“Globalization is not ending. It is fracturing into two globalizations — and the seam between them runs through every supply chain on earth.” Geoeconomic fragmentation is the process by which the post-Cold War integrated global economy — built on liberal trade rules, open capital flows, shared technology standards, and politically neutral infrastructure — is dissolving into competing geopolitical blocs with distinct trade networks, financial systems, technology ecosystems, and regulatory regimes, driven primarily by U.S.-China strategic rivalry and its downstream effects on every state’s alignment calculus.
Executive Summary
The IMF has estimated that severe geoeconomic fragmentation could reduce global GDP by up to 7% in the long run — equivalent to the combined annual output of France and Germany — by reversing the efficiency gains from international trade specialization, fragmenting technology diffusion, and increasing redundant infrastructure investment. The process is not a discrete event but a cumulative structural shift: each tariff escalation, export control regime, investment screen, sanctions package, and digital sovereignty mandate adds another brick to the wall between competing economic blocs. As of 2024–2026, the fragmentation is most advanced in semiconductors, AI infrastructure, and critical minerals — but is spreading into financial systems, pharmaceutical supply chains, agricultural trade, and energy infrastructure.
The Strategic Mechanism
Geoeconomic fragmentation operates through five simultaneous processes:
- Trade bloc formation: Regional trade agreements and preferential arrangements (RCEP, CPTPP, IPEF, AfCFTA) are superseding multilateral WTO rules, creating trade gravity within blocs that discriminates against non-members.
- Technology decoupling: Incompatible technology standards, export controls, and supply chain “friend-shoring” are creating parallel technology ecosystems — Western and Chinese — that cannot interoperate across the full stack from chips to applications.
- Financial system bifurcation: SWIFT alternatives (CIPS, mBridge, SPFS), alternative reserve currency development, and sanctions-driven correspondent banking retreat are creating parallel financial infrastructure with limited connectivity.
- Investment screening proliferation: CFIUS-equivalent mechanisms in 40+ countries subject cross-border investment to national security review, creating a global regime of capital flow restriction in strategic sectors.
- Regulatory divergence: Incompatible regulatory standards for AI, data, pharmaceuticals, financial instruments, and environmental compliance multiply compliance costs and segment markets that were previously unified.
Market & Policy Impact
- Multinational strategy disruption: Companies that built global value chains on the assumption of integrated, rules-based markets must now manage structurally bifurcated supply chains, compliance architectures, and market access strategies — at significant cost and complexity.

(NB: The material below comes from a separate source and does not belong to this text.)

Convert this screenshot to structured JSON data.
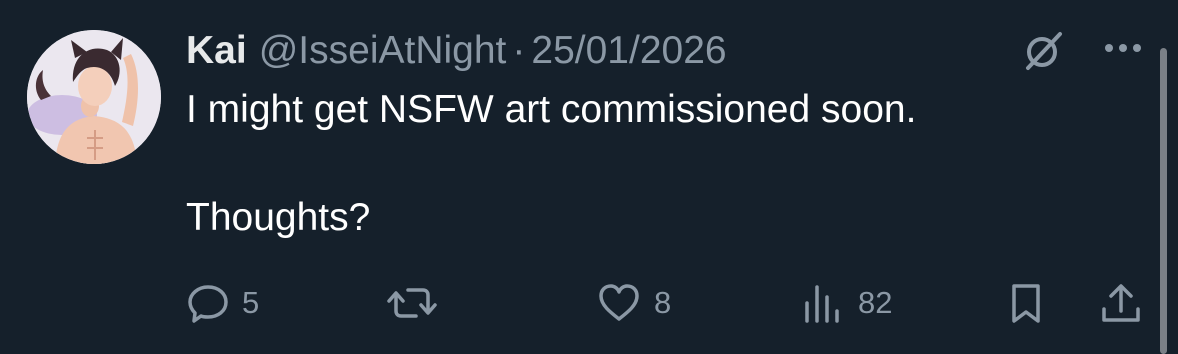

- Developing nation squeeze: Countries without the scale to be core members of either bloc face the worst of both worlds: higher import costs from trade diversion, reduced technology access, and pressure from both sides to formally align — eroding the non-alignment option that served many nations well during the Cold War.
- Inflation persistence: Supply chain fragmentation raises production costs by breaking comparative advantage specialization — a structural, persistent inflationary force that central banks cannot address with monetary policy.
- FDI reorientation: Foreign direct investment flows are increasingly shaped by geopolitical alignment rather than factor cost optimization — friend-shoring drives investment to allied nations even when purely economic analysis would indicate cheaper alternatives.
- IMF/WTO institutional erosion: The multilateral institutions built on integrated global economy assumptions are struggling to maintain relevance as their largest members pursue bilateral and bloc-level arrangements that circumvent multilateral rules — accelerating the fragmentation they were designed to prevent.
Modern Case Study: The Semiconductor Fragmentation Case Study (2022–2026)
The semiconductor industry has become the most fully fragmented sector of the global economy. U.S. export controls effective from October 2022 and expanded in October 2023 effectively prohibited the sale of advanced AI chips and chip manufacturing equipment to China, severing China from the Western semiconductor supply chain at its most critical junctures. China responded by accelerating SMIC’s domestic advanced node development, Huawei’s Ascend AI chip program, and RISC-V-based architecture investment. The U.S. CHIPS Act invested $52 billion to reshore domestic fabrication, while Japan, South Korea, and Taiwan deepened allied semiconductor coordination. By 2025–2026, two partially overlapping but structurally diverging semiconductor ecosystems — Western and Chinese — were consolidating, with a widening performance gap that China’s domestic programs could narrow but not close within a decade. The semiconductor case illustrates geoeconomic fragmentation’s irreversibility logic: once supply chains, standards, and ecosystems diverge past a threshold, reintegration costs exceed the efficiency gains from reunification — making fragmentation self-reinforcing.